Dear white people in the fashion world! Please don’t take this the wrong way but it’s time you people get your shit right when it comes to our complexion! Why do I have to bring my own makeup to a professional show when all the other white girls don’t have to do anything but show up wtf! Don’t try to make me feel bad because I am blue black its 2015 go to Mac, Bobbi Brown, Makeup forever, Iman cosmetic, black opal, even Lancôme and Clinique carried them plus so much more. there’s so much options our there for dark skin tones today. A good makeup artist would come prepare and do there research before coming to work because often time you know what to expect especially at a show! Stop apologizing it’s insulting and disrespectful to me and my race it doesn’t help, seriously! Make an effort at least! That goes for NYC, London, Milan, Paris and Cape Town plus everywhere else that have issues with black skin tones. Just because you only book a few of us doesn’t mean you have the right to make us look ratchet. I’m tired of complaining about not getting book as a black model and I’m definitely super tired of apologizing for my blackness!!!! Fashion is art, art is never racist it should be inclusive of all not only white people, shit we started fashion in Africa and you modernize and copy it! Why can’t we be part of fashion fully and equally?
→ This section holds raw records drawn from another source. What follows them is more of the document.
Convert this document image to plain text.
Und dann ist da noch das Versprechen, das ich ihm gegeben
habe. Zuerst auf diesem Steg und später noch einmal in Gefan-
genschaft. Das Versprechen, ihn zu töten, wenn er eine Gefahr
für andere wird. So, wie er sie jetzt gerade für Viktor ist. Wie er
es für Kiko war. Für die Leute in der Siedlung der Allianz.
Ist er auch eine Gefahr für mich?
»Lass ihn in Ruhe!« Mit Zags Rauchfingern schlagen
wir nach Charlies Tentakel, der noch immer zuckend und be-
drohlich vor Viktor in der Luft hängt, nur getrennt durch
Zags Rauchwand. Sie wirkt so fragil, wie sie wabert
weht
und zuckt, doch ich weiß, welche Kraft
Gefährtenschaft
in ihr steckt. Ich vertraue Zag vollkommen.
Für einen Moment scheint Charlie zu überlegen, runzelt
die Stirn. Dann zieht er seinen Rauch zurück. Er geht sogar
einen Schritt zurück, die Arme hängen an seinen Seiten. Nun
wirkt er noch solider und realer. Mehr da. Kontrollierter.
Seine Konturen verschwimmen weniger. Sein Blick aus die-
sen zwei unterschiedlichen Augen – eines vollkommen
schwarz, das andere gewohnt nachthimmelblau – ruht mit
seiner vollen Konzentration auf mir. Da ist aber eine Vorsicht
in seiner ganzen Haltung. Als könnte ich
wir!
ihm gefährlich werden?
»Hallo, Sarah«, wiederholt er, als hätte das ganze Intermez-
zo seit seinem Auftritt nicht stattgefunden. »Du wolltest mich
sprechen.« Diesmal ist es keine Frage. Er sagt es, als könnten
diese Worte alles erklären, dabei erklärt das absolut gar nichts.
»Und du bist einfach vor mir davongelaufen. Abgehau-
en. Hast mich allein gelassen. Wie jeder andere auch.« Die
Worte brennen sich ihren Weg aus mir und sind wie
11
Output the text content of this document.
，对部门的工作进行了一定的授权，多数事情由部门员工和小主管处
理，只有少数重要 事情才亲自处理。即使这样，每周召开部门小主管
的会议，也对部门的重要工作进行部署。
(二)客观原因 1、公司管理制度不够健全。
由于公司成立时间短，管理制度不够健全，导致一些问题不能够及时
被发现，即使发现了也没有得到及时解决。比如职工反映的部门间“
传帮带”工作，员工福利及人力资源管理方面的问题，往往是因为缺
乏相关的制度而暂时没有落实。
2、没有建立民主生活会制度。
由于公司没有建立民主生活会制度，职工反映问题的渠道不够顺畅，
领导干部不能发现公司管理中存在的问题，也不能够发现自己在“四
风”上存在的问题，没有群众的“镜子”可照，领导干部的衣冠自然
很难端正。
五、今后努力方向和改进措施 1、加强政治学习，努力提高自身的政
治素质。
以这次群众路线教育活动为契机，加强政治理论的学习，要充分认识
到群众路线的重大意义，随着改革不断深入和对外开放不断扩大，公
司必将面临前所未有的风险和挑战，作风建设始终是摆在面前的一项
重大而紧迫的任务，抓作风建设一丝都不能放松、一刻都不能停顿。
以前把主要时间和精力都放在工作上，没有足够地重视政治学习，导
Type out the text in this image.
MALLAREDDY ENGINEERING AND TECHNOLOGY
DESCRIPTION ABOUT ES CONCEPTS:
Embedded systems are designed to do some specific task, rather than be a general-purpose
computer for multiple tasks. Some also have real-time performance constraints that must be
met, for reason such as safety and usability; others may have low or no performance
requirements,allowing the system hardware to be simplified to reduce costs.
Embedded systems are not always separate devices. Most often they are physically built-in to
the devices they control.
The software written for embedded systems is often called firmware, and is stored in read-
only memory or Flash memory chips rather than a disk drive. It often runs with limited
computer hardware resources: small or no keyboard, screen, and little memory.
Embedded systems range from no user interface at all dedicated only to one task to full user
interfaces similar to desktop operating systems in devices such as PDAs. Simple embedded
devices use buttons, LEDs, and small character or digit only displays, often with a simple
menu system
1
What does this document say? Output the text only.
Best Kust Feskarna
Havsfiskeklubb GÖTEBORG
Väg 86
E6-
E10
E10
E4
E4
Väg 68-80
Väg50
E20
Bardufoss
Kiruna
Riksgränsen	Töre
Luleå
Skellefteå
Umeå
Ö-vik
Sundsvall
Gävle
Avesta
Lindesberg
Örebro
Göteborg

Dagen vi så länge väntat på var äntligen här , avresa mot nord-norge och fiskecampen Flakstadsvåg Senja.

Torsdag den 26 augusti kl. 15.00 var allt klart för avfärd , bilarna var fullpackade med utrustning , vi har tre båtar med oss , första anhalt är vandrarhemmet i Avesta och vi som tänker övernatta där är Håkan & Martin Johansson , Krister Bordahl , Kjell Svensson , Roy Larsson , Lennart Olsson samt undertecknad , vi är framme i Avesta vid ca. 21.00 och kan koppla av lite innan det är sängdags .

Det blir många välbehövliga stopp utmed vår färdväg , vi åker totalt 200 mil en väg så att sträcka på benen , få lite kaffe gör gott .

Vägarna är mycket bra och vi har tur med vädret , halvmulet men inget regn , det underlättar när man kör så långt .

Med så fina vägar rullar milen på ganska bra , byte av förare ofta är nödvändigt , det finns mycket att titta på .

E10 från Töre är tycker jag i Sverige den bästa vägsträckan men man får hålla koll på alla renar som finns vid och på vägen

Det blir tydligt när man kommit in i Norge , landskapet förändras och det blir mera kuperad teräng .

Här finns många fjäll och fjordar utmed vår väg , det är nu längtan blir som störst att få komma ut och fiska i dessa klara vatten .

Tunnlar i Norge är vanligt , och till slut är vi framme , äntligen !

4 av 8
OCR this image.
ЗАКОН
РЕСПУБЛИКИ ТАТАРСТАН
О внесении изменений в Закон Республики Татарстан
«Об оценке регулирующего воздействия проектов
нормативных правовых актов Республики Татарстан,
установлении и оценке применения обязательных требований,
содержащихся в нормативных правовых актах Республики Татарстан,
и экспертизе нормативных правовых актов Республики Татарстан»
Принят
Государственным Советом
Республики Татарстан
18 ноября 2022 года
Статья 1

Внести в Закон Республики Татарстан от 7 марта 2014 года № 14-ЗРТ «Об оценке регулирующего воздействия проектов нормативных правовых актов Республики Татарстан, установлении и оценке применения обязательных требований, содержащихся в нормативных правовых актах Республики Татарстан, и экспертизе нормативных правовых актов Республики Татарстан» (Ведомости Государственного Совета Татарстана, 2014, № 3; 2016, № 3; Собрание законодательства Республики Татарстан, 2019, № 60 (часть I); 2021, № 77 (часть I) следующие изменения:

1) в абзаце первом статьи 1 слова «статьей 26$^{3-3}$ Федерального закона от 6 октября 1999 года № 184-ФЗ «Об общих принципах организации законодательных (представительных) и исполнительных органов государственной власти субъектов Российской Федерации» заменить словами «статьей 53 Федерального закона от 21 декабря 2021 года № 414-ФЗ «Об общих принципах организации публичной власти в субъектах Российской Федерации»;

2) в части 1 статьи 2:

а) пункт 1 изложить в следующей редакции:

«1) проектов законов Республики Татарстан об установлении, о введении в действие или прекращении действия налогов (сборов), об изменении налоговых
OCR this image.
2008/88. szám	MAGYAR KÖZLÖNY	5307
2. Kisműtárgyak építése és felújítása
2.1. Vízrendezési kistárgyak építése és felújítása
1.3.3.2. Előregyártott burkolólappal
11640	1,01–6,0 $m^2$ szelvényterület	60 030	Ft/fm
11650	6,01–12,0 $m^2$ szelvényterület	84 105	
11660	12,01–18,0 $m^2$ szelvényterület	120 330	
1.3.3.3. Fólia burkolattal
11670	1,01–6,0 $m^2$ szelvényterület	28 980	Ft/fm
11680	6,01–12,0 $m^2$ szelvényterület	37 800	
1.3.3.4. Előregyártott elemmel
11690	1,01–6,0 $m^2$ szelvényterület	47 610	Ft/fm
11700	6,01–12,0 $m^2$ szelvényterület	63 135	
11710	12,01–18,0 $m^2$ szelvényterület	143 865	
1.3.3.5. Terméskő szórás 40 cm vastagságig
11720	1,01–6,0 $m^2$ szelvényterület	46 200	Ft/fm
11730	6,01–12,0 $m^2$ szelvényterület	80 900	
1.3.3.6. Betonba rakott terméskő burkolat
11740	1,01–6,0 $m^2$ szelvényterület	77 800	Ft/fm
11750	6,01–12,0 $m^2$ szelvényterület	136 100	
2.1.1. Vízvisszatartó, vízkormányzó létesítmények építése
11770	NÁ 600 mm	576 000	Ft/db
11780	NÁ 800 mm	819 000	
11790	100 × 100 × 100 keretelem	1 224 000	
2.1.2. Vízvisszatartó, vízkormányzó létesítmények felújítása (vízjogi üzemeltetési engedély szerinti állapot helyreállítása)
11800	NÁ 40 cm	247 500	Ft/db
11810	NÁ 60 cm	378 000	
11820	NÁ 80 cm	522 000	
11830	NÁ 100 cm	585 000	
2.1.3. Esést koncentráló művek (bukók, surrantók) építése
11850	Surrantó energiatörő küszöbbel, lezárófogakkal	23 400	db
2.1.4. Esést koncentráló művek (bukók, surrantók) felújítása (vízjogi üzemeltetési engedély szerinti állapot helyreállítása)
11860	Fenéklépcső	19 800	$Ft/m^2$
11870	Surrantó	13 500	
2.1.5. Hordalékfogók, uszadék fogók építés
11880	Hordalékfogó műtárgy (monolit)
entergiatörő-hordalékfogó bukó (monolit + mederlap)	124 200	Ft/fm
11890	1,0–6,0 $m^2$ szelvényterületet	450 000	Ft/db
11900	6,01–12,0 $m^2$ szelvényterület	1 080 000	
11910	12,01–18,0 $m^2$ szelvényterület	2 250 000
A photo posted by nykhor (@nykhor) on

Nykhor Paul is fed up. The South Sudanese beauty took to Instagram to voice her frustration over the fact that in 2015, she still has to come to shows with her own makeup because makeup artists don’t have products to suit her skin tone. [edited for clarity] “Don’t try to make me feel bad because I am blue black. It’s 2015 go to MAC, Bobbi Brown, Make Up For Ever, Iman Cosmetics, Black Opal, even Lancôme and Clinique carried them plus so much more,” she wrote. “There’s so [many] options out there for dark skin tones today. A good makeup artist would come prepared and do their research before coming to work because often times you know what to expect, especially at a show!” Paul has worked for labels like Rosie Assoulin, John Galliano, Vivienne Westwood, Balenciaga and more, and appeared on the cover of ELLE South Africa’s May 2015 issue. 

Granted, most of the models in the fashion industry are white or have fair skin, but that is no excuse. As a human being, you know that people come in different colors and though models tend to be white, it is possible that designers will use a model of color or two (or – gasp! — maybe even more) in their runway shows. To show up for a work assignment lacking the right tools is simply unprofessional, period. And as a makeup artist, it is your job to execute a vision. If you’re not prepared to do so, why even show up? And why make women of color pay for such unpreparedness? 

Paul is certainly not the first black model to call out the industry for its willful ignorance of how to work with black skin and hair. Brandee Brown recounted to Refinery 29 the struggles she has backstage with her natural hair. “They started picking at my hair like little monkeys, lifting it up and examining it like it was out of this world,” she told them. As you can imagine, the end result was less than satisfactory. Jourdan Dunn told i-D that her mother had to tell her to bring her own makeup to shows “because if they don’t know what they are doing, you need to know what you are doing.” She’s even had to correct the work of makeup artists because they made her look too washed out. “I would sneak off to the bathroom and put my own stuff on,” she said.

“I’m tired of complaining about not getting book as a black model and I’m definitely super tired of apologizing for my blackness,” Paul wrote. “Fashion is art, art is never racist it should be inclusive of all not only white people, shit we started fashion in Africa and you modernize and copy it! Why can’t we be part of fashion fully and equally?”

Good question. The burden should not be put on black models to style themselves at shows. It’s up to the industry to make it a priority for makeup artists and hairstylists to know how to work with all types of skin and hair.